We currently use SurveyMonkey. Do we have to switch?
No. Keep SurveyMonkey as your collection tool. Starch connects to your SurveyMonkey results via browser automation — no API needed — or you can export to Google Drive and have the agent query it live when your dashboard runs. The survey instrument doesn't change; Starch handles what happens with the data after.
Our employee list lives in Paylocity. Does Starch actually connect to that?
Yes. Starch syncs your Paylocity data on a schedule — employees, departments, employment types — so your distribution list reflects actual headcount without a manual export. If someone joined last month or changed departments, the tracker knows.
Our board wants engagement data in the annual audit committee report. Can Starch format it for that?
Yes. Describe what the audit committee expects — response rate, overall score, year-over-year change, management response to low-scoring areas — and Starch generates a formatted narrative summary you can drop into the board packet. You review and edit; you're not starting from a blank page.

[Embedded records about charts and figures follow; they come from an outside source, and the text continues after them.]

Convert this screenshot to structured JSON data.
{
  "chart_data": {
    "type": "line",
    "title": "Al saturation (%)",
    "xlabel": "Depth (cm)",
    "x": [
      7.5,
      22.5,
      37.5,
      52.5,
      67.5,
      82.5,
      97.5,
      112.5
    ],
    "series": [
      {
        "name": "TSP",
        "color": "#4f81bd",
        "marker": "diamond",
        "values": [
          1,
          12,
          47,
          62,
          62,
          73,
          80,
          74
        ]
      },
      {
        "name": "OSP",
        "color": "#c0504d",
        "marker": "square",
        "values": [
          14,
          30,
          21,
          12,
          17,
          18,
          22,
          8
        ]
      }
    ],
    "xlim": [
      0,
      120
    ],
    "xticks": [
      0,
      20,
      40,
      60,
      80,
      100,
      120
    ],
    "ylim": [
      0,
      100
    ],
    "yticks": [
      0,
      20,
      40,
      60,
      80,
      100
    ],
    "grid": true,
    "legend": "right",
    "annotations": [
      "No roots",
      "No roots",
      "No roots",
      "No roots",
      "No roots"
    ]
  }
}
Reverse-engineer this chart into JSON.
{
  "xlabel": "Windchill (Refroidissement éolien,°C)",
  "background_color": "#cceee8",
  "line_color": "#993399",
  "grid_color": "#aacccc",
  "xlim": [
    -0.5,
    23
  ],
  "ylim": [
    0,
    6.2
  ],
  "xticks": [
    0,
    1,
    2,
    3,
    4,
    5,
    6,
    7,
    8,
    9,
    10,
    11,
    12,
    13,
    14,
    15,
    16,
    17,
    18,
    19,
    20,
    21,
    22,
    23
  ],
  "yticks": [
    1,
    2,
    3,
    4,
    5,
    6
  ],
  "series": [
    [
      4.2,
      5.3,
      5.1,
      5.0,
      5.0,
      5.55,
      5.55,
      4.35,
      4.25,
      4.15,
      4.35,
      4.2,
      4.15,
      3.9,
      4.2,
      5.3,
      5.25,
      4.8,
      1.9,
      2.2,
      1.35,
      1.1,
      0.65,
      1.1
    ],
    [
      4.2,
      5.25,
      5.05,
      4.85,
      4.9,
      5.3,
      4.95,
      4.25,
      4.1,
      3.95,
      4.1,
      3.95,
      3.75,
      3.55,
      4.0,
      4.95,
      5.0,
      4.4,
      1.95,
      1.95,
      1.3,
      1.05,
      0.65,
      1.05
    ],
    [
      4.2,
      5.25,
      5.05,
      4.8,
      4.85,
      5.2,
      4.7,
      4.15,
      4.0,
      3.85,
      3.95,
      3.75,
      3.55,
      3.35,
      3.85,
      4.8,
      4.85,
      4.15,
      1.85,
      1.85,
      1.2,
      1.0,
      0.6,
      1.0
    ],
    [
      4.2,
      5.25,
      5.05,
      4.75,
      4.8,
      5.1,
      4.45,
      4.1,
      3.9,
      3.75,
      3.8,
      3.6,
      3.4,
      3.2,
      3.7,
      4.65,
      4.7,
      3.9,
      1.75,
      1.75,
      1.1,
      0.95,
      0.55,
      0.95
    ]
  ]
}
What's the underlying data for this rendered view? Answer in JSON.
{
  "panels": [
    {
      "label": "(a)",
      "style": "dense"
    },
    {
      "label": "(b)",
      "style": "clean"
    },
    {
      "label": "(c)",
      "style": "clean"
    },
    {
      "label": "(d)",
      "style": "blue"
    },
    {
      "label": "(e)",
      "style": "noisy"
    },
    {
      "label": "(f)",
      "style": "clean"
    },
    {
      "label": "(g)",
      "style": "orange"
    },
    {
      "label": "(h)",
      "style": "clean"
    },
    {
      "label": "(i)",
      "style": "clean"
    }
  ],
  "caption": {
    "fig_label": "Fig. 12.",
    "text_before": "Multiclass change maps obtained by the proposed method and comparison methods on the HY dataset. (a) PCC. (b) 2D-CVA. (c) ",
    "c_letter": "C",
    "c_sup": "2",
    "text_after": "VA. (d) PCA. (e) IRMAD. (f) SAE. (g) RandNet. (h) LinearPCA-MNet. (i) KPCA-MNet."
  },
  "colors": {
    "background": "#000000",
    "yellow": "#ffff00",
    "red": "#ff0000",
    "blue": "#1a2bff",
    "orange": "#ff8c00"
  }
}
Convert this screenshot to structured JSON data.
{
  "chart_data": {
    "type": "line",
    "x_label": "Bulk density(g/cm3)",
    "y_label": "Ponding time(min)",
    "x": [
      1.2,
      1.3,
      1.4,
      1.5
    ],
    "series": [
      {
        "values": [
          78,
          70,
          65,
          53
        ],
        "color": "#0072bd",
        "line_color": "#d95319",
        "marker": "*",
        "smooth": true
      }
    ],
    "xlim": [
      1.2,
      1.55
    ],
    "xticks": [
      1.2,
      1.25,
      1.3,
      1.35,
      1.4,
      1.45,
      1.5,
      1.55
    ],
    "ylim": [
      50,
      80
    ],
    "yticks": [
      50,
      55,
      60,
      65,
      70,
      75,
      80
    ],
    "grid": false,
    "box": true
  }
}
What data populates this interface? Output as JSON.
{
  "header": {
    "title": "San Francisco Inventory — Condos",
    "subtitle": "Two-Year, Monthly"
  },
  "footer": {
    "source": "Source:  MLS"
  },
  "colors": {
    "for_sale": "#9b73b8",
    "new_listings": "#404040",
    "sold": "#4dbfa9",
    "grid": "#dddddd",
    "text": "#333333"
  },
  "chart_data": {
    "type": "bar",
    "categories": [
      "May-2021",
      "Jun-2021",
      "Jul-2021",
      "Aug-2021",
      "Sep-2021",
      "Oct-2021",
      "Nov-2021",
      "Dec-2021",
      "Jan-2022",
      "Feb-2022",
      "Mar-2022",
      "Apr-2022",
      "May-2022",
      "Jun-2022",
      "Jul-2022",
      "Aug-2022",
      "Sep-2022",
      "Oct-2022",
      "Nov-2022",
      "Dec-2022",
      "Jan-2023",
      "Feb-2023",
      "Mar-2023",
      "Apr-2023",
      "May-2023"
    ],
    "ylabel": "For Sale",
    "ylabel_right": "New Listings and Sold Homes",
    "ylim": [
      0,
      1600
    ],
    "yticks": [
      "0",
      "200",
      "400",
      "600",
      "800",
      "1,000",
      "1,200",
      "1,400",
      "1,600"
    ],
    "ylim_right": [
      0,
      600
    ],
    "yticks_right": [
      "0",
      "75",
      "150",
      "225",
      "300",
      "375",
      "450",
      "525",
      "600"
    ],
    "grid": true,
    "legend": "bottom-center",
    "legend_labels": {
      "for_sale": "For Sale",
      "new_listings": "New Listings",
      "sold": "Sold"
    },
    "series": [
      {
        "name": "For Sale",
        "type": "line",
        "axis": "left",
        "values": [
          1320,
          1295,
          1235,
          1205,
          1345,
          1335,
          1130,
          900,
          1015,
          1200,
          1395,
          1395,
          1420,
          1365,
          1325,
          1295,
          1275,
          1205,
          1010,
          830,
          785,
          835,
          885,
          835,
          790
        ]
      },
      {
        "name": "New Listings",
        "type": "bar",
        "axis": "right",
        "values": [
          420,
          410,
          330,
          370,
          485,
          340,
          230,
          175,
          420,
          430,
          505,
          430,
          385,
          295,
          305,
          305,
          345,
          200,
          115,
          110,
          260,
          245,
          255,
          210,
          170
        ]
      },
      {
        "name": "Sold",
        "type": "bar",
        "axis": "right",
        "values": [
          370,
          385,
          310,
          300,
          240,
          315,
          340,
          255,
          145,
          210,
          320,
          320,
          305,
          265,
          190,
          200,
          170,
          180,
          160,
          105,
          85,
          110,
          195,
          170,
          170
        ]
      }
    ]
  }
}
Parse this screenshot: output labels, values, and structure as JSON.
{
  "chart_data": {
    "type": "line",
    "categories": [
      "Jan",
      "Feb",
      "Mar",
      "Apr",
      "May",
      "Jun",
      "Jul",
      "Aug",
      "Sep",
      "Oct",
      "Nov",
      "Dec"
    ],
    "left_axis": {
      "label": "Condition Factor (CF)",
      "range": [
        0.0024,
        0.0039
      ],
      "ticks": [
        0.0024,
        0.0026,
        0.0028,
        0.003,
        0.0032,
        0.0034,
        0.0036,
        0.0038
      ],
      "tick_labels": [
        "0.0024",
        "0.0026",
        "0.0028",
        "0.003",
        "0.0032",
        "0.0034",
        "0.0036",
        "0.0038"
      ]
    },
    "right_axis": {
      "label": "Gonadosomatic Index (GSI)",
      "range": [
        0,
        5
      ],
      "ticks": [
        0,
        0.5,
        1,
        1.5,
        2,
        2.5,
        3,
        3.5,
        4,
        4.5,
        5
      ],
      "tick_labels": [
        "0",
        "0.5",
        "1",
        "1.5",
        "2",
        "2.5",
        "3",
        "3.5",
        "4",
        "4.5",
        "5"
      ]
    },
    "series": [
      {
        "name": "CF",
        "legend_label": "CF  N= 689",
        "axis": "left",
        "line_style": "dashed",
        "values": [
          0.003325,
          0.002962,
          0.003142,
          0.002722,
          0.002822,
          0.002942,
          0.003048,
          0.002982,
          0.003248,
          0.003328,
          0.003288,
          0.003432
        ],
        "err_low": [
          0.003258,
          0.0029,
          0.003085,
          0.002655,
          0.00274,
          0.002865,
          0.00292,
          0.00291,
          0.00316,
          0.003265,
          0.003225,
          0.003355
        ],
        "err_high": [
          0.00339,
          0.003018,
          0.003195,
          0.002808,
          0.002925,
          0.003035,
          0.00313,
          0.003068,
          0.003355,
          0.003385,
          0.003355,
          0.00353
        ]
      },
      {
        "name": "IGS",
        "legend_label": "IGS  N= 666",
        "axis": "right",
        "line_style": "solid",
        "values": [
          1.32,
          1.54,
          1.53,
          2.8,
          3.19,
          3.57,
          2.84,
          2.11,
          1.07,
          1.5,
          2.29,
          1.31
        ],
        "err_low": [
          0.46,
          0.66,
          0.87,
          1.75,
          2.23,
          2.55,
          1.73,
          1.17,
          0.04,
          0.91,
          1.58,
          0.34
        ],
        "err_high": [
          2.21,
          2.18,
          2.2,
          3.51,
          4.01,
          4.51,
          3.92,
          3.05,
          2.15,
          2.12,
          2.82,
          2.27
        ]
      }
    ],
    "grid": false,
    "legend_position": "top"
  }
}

We don't have historical survey data in a consistent format. Can Starch still do year-over-year comparisons?
If you have prior results in any structured form — a spreadsheet, a PDF export, even a prior slide deck — Starch can work with what you have. The comparison will be as clean as your historical data allows. If year one is this survey cycle, you're building the baseline now.
Is Starch SOC 2 certified? Survey responses include staff sentiment data we'd want to handle carefully.
Starch is not SOC 2 Type II certified today. If your foundation has strict data handling requirements for employee feedback data — particularly if your HR policy treats engagement responses as sensitive personnel information — that's worth knowing upfront. For many small foundations, the practical risk profile of a hosted SaaS tool for internal survey analysis is manageable, but we'd rather you make that call with accurate information.